Early one morning Nat got up and before she could get “poopsie” out the door for his morning ablutions the sweet little dog we’re currently sitting had a terrible accident all over the couch. From one end to the other on every cushion and into the creases, that shit was everywhere! She spent a good 10 hours scrubbing, cleaning and laundering and in the end the couch looks as good as new and after some steamed rice, the little puppy is too.

Adventures in house sitting can be very fun and rewarding and what you learn may change you for the rest of your life, but the biggest lesson you better understand from the start is “shit happens!”

Comments

  1. says

    Aloha from Kauai – we feel your pain on the rooster situation.

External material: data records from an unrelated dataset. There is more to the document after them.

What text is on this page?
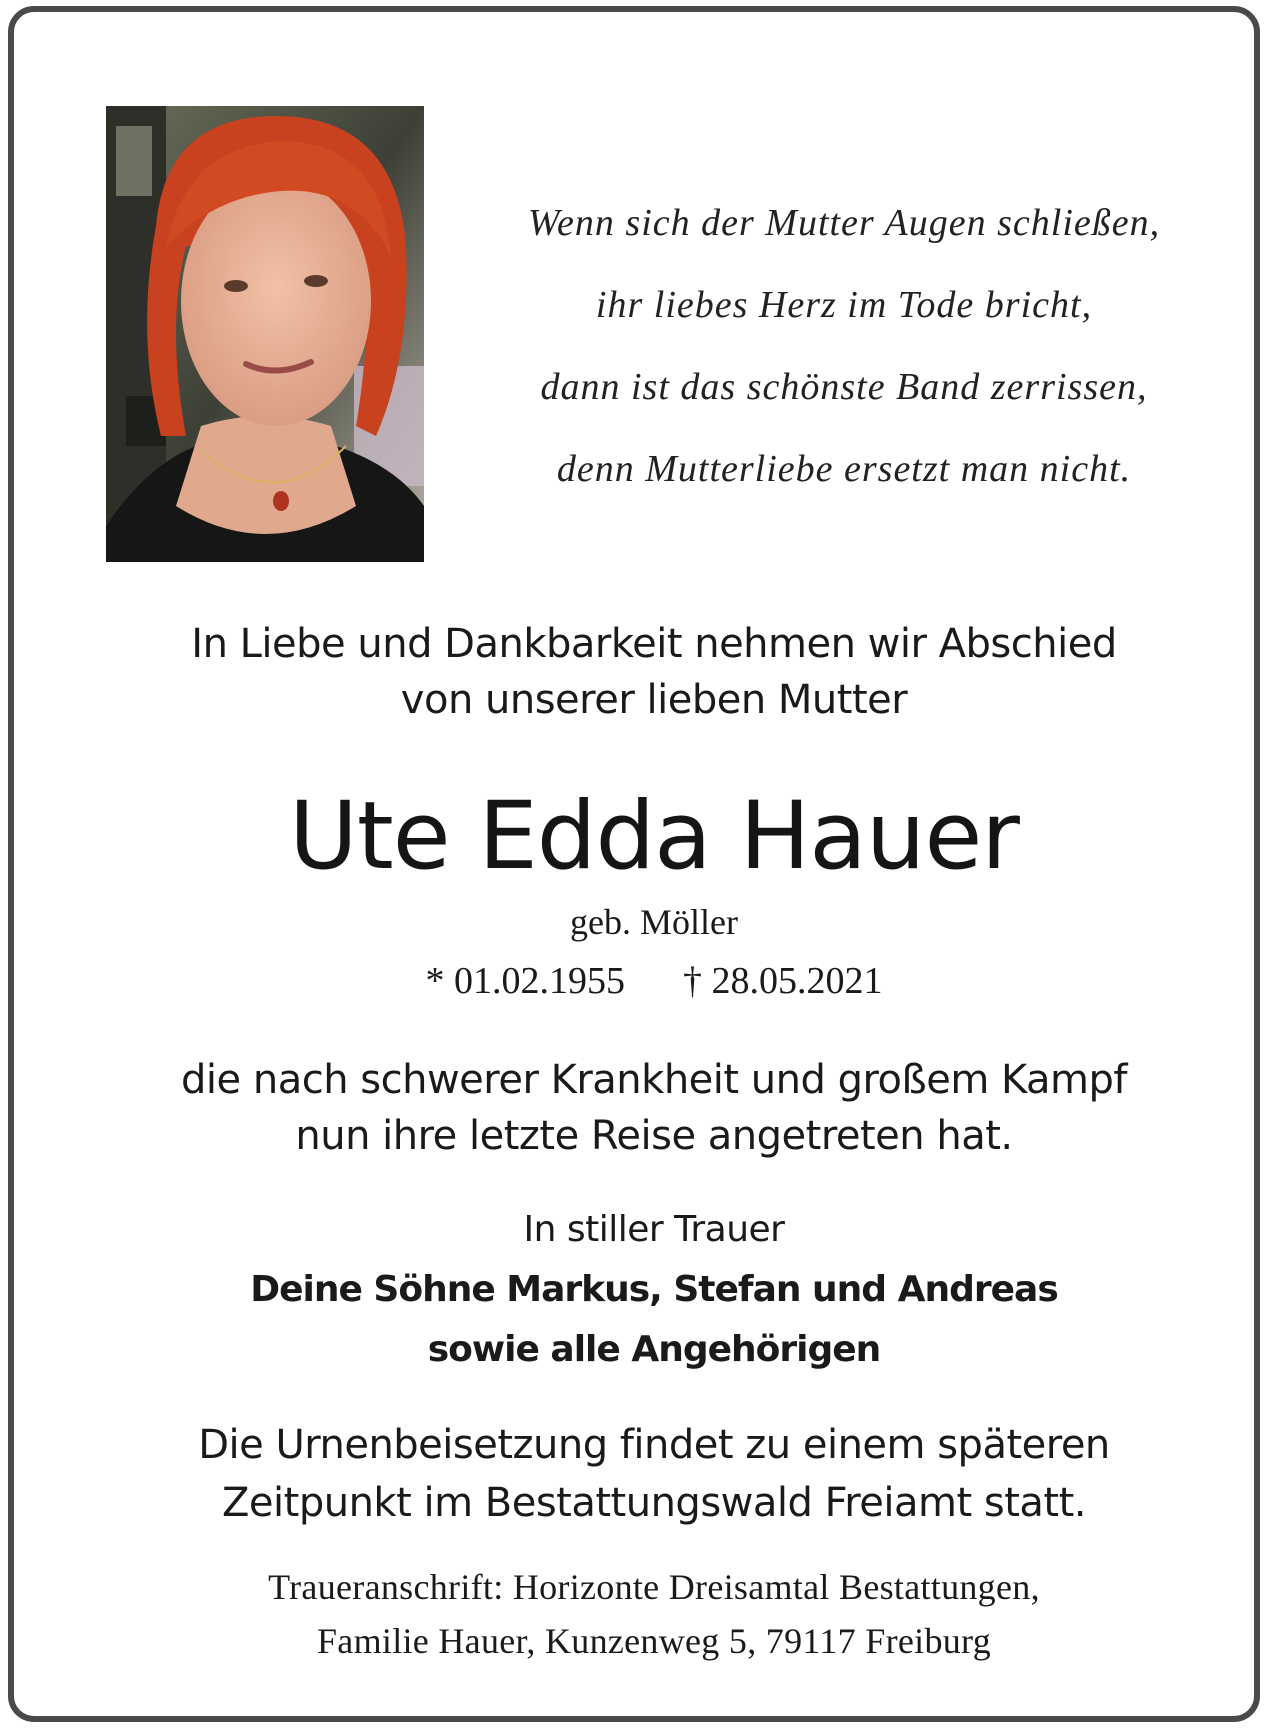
Wenn sich der Mutter Augen schließen,
ihr liebes Herz im Tode bricht,
dann ist das schönste Band zerrissen,
denn Mutterliebe ersetzt man nicht.
In Liebe und Dankbarkeit nehmen wir Abschied
von unserer lieben Mutter
Ute Edda Hauer
geb. Möller
* 01.02.1955 † 28.05.2021
die nach schwerer Krankheit und großem Kampf
nun ihre letzte Reise angetreten hat.
In stiller Trauer
Deine Söhne Markus, Stefan und Andreas
sowie alle Angehörigen
Die Urnenbeisetzung findet zu einem späteren
Zeitpunkt im Bestattungswald Freiamt statt.
Traueranschrift: Horizonte Dreisamtal Bestattungen,
Familie Hauer, Kunzenweg 5, 79117 Freiburg
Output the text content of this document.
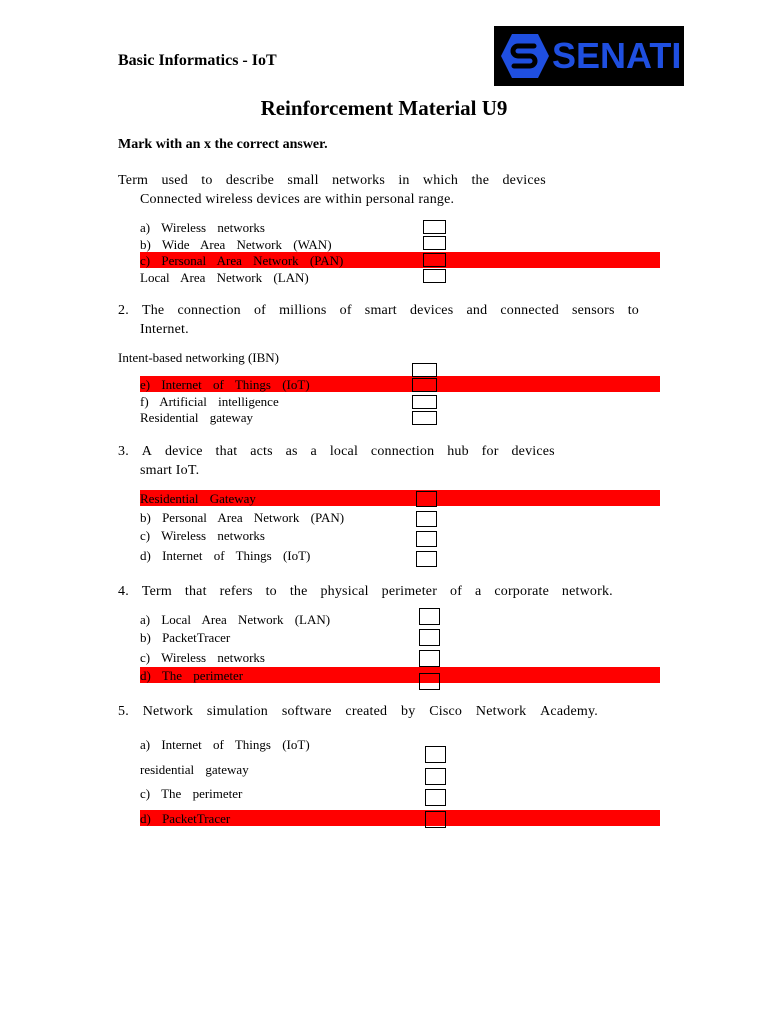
Basic Informatics - IoT	SENATI
Reinforcement Material U9
Mark with an x the correct answer.
Term used to describe small networks in which the devices
Connected wireless devices are within personal range.
a) Wireless networks
b) Wide Area Network (WAN)
c) Personal Area Network (PAN)
Local Area Network (LAN)
2. The connection of millions of smart devices and connected sensors to
Internet.
Intent-based networking (IBN)
e) Internet of Things (IoT)
f) Artificial intelligence
Residential gateway
3. A device that acts as a local connection hub for devices
smart IoT.
Residential Gateway
b) Personal Area Network (PAN)
c) Wireless networks
d) Internet of Things (IoT)
4. Term that refers to the physical perimeter of a corporate network.
a) Local Area Network (LAN)
b) PacketTracer
c) Wireless networks
d) The perimeter
5. Network simulation software created by Cisco Network Academy.
a) Internet of Things (IoT)
residential gateway
c) The perimeter
d) PacketTracer
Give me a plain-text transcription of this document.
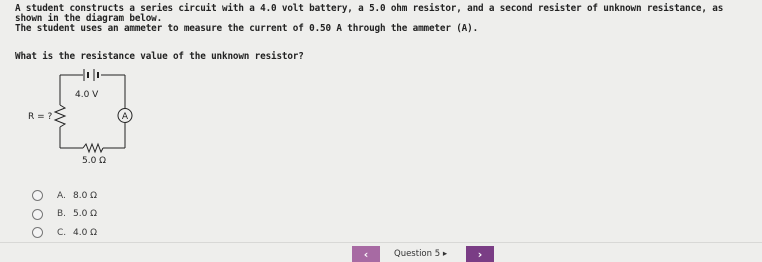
A student constructs a series circuit with a 4.0 volt battery, a 5.0 ohm resistor, and a second resister of unknown resistance, as shown in the diagram below.

The student uses an ammeter to measure the current of 0.50 A through the ammeter (A).

What is the resistance value of the unknown resistor?
4.0 V
R = ?	A
5.0 Ω
A. 8.0 Ω
B. 5.0 Ω
C. 4.0 Ω
‹	Question 5 ▸	›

Here in the jungle, we’ve got several. They fly up into the bananas, even. We solved the sleeplessness issue by getting up when they do. This makes us the life of absolutely no party unless it occurs before 5:30 pm. Otherwise, we’re groggy or out cold.
    Betsy Wuebker recently posted…Traditional Hungarian Jewish Food in BudapestMy Profile

  2. says

    Hubs and I house-sitting newbies but I think it can be a great way to travel and experience other places more like a local than a tourist. I’ve done chicken wrangling and gardening and minding a vineyard and so far, it’s been quite lovely. Shit does happen though and your post made me smile – and be glad it wasn’t me this time.
    Nancy Thompson recently posted…My #WDS2014 Adventure ~My Profile

    • says

      Believe it or not we would house sit again, and will, we just secured our next one in the jungle, 26 acres, off the grid. Should be interesting.